Valorisations : ce que nous apprend réellement l’histoire
L’histoire récente offre un repère utile. La dernière fois que le S&P 500 affichait un ratio cours/bénéfices (P/E) anticipé de cet ordre remonte à la mi-2020, lorsqu’il avait culminé autour de 23,6 fois, dans le rebond post-pandémie. Au cours des cinq années suivantes, l’indice a quasiment doublé, non pas parce que les valorisations ont continué de s’étendre indéfiniment, mais parce que les bénéfices ont eux aussi fortement progressé.
Sur les douze derniers mois, la performance du S&P 500 s’est nettement détachée de la progression de ses bénéfices. Cet écart illustre tout simplement une expansion des multiples : les cours montent plus vite que les profits. Lors des cycles précédents, ces phases ont souvent été suivies de corrections ou de périodes plus longues de consolidation, le temps que les bénéfices rattrapent les valorisations ou que ces dernières se détendent.
C’est une grille de lecture utile pour comprendre la situation actuelle.
Le marché se négocie à nouveau sur des multiples exigeants, en particulier dans l’IA et les mégacaps technologiques. L’évolution à long terme dépendra moins du niveau exact de PER aujourd’hui que de la capacité des bénéfices à « rattraper » le prix que les investisseurs acceptent de payer. La valorisation ne prédit pas le court terme, mais elle conditionne la marge d’erreur disponible dans le scénario boursier.

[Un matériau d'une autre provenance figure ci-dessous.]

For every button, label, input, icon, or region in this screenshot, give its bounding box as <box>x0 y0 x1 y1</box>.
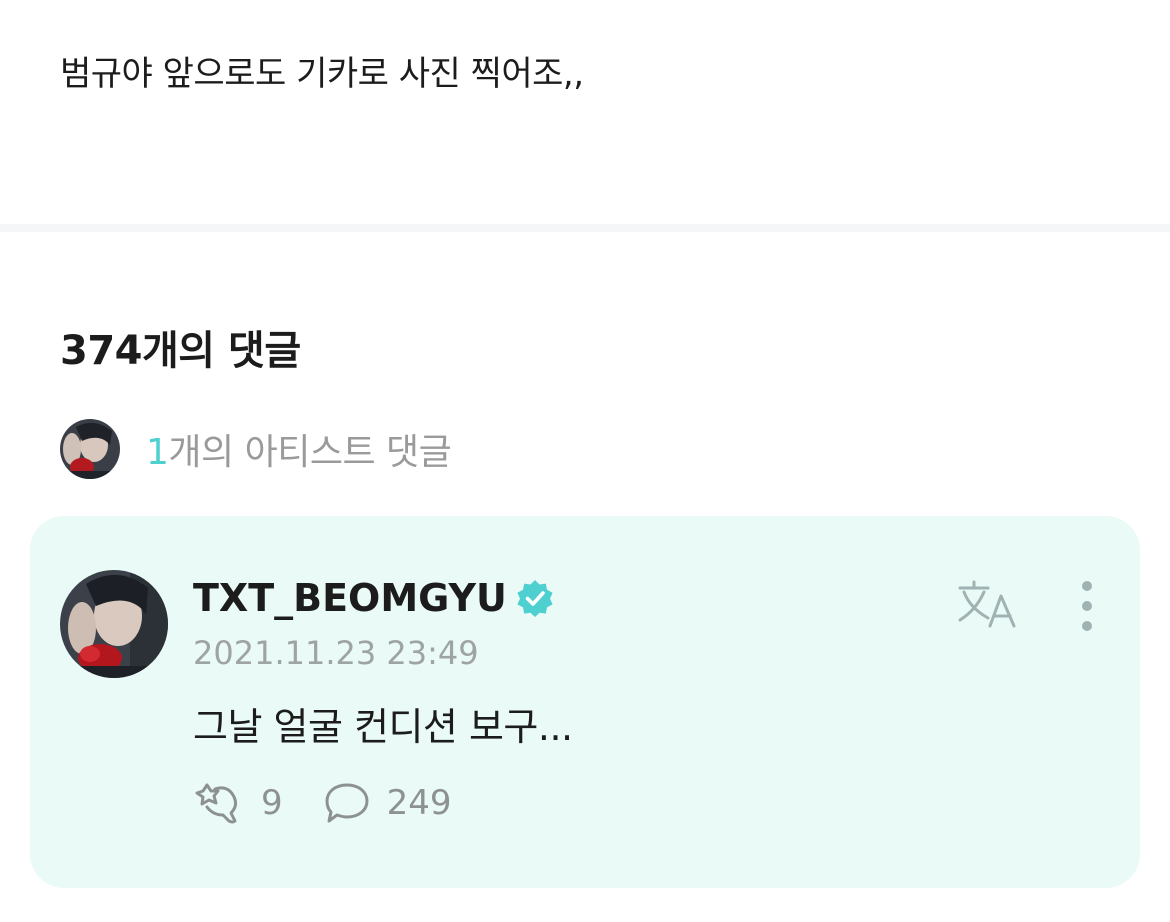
artist-comment-card: TXT_BEOMGYU 2021.11.23 23:49 그날 얼굴 컨디션 보… <box>30 516 1140 888</box>
comment-actions: 9 249 <box>193 778 452 828</box>
artist-avatar <box>60 419 120 479</box>
comment-timestamp: 2021.11.23 23:49 <box>193 634 479 672</box>
translate-icon <box>958 580 1016 628</box>
more-options-button[interactable] <box>1070 580 1104 632</box>
comment-count-heading: 374개의 댓글 <box>60 328 301 374</box>
speech-bubble-icon <box>325 783 369 823</box>
artist-comments-count: 1 <box>146 432 169 473</box>
section-divider <box>0 224 1170 232</box>
cheer-count: 9 <box>261 783 283 823</box>
reply-count: 249 <box>386 783 452 823</box>
reply-button[interactable]: 249 <box>323 781 452 825</box>
more-vertical-icon <box>1082 581 1092 631</box>
artist-comments-filter[interactable]: 1개의 아티스트 댓글 <box>60 418 452 480</box>
post-detail-page: 범규야 앞으로도 기카로 사진 찍어조,, 374개의 댓글 1개의 아티스트 … <box>0 0 1170 922</box>
author-row: TXT_BEOMGYU <box>193 574 555 622</box>
translate-button[interactable] <box>956 578 1020 632</box>
comment-body: 그날 얼굴 컨디션 보구... <box>193 705 573 749</box>
artist-comments-text: 개의 아티스트 댓글 <box>168 432 452 473</box>
artist-comments-label: 1개의 아티스트 댓글 <box>146 423 452 475</box>
verified-badge-icon <box>517 580 553 617</box>
author-name[interactable]: TXT_BEOMGYU <box>193 576 507 620</box>
cheer-icon <box>195 783 238 824</box>
post-body: 범규야 앞으로도 기카로 사진 찍어조,, <box>60 54 584 94</box>
author-avatar[interactable] <box>60 570 168 678</box>
cheer-button[interactable]: 9 <box>193 781 283 825</box>
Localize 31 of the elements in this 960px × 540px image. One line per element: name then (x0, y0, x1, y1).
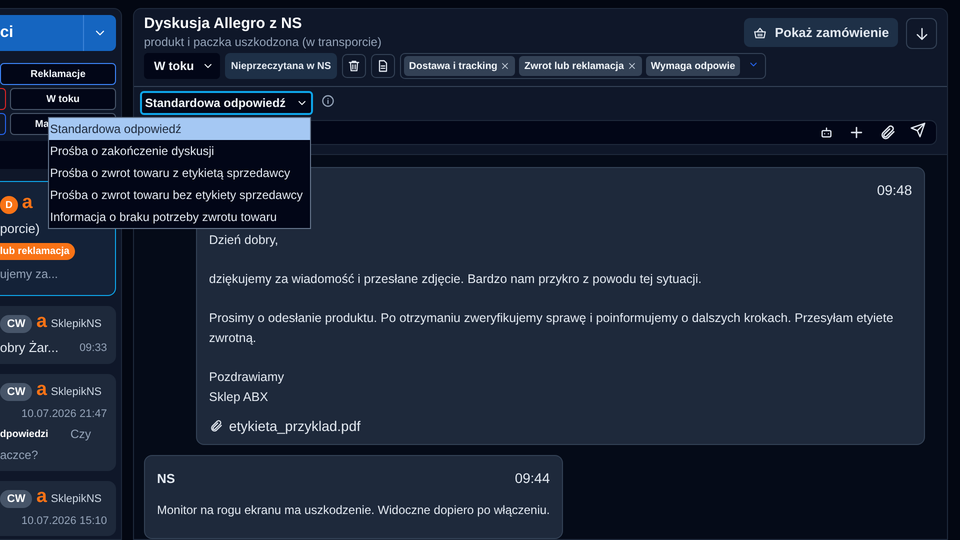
message-sender: NS (157, 470, 176, 486)
message-time: 09:44 (514, 470, 550, 486)
message-text: Prosimy o odesłanie produktu. Po otrzymaniu zweryfikujemy sprawę i poinformujemy o dalszych krokach. Przesyłam etyiete zwrotną. (209, 310, 894, 347)
shop-name: SklepikNS (50, 386, 102, 398)
marketplace-logo: a (36, 383, 47, 397)
conversation-time: 09:33 (79, 342, 107, 354)
message-text: Monitor na rogu ekranu ma uszkodzenie. Widoczne dopiero po włączeniu. (157, 502, 550, 519)
initials-badge: CW (0, 383, 32, 401)
marketplace-logo: a (22, 196, 33, 210)
conversation-title: Dyskusja Allegro z NS (144, 15, 303, 32)
marketplace-logo: a (36, 490, 47, 504)
conversation-title: obry Żar... (0, 340, 59, 355)
message-preview: aczce? (0, 448, 40, 462)
conversation-date: 10.07.2026 21:47 (21, 408, 107, 420)
message-preview: ujemy za... (0, 267, 60, 281)
shop-name: SklepikNS (50, 318, 102, 330)
message-text: Dzień dobry, (209, 232, 280, 249)
message-text: Pozdrawiamy Sklep ABX (209, 369, 286, 406)
conversation-date: 10.07.2026 15:10 (21, 515, 107, 527)
message-time: 09:48 (876, 182, 912, 198)
message-preview: Czy (70, 427, 92, 441)
tag-label: lub reklamacja (0, 243, 76, 260)
conversation-title: porcie) (0, 221, 40, 236)
shop-name: SklepikNS (50, 493, 102, 505)
status-text: dpowiedzi (0, 428, 48, 440)
initials-badge: D (0, 196, 18, 214)
marketplace-logo: a (36, 315, 47, 329)
initials-badge: CW (0, 490, 32, 508)
initials-badge: CW (0, 315, 32, 333)
message-text: dziękujemy za wiadomość i przesłane zdjęcie. Bardzo nam przykro z powodu tej sytuacji. (209, 271, 703, 288)
conversation-subtitle: produkt i paczka uszkodzona (w transporcie) (144, 35, 382, 49)
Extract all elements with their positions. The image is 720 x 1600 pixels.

Analyse par scénarios : trajectoires centrale, défensive et optimiste
Dans un environnement comme celui-ci, il est plus pertinent de raisonner en scénarios qu’en « objectifs de cours ». Tous partent du même constat : les marchés — et plus encore les leaders de l’IA — intègrent déjà beaucoup de bonnes nouvelles.
Scénario central : la croissance se poursuit, les valorisations se normalisent
Dans une hypothèse centrale raisonnable, les bénéfices des acteurs de l’IA et des grandes valeurs technologiques continuent d’augmenter à un rythme soutenu, portés par les investissements dans les centres de données, les semi-conducteurs et les logiciels. Les valorisations se détendent sans s’effondrer. Les multiples se stabilisent ou reculent légèrement pendant que les profits progressent. Les rendements sur cinq à dix ans restent positifs mais plus modérés, ponctués de phases de repli comme la correction récente. Ce scénario incite à rester investi, tout en renforçant l’importance du prix d’entrée, de la sélection des titres et de l’horizon de placement.
Scénario défensif : la contraction des multiples depuis des niveaux élevés
Dans un scénario défensif, la croissance déçoit ou les taux d’intérêt restent durablement élevés. Les projets liés à l’IA mettent plus de temps à générer des revenus, les clients deviennent plus prudents, ou les marges se resserrent sous l’effet de la concurrence et de la régulation. Le marché refuse alors de payer plus de vingt fois les bénéfices pour nombre de « gagnants », et les multiples élevés reviennent vers leurs moyennes historiques. Les performances de l’indice peuvent être faibles même sans effondrement des bénéfices. Le risque n’est pas la fin de l’IA, mais d’avoir payé trop cher, trop tôt.
Scénario optimiste : les bénéfices rattrapent l’engouement
Dans le scénario optimiste, les gains de productivité et les profits liés à l’IA dépassent les attentes et se diffusent à l’ensemble des secteurs. La croissance bénéficiaire devient suffisamment solide pour « justifier » les valorisations actuelles, et le repli récent apparaît comme une simple consolidation dans une tendance structurelle haussière.
Ce que les investisseurs de long terme doivent regarder aujourd’hui
Si votre horizon est de cinq à dix ans, l’enjeu n’est pas d’expliquer un mouvement de 3 % en intraday. La vraie question est de savoir si l’entreprise peut continuer à faire croître ses bénéfices, défendre son avantage concurrentiel et gérer son endettement dans différents environnements économiques. Les cours fluctueront fortement autour de cette trajectoire, surtout sur les thématiques très en vue.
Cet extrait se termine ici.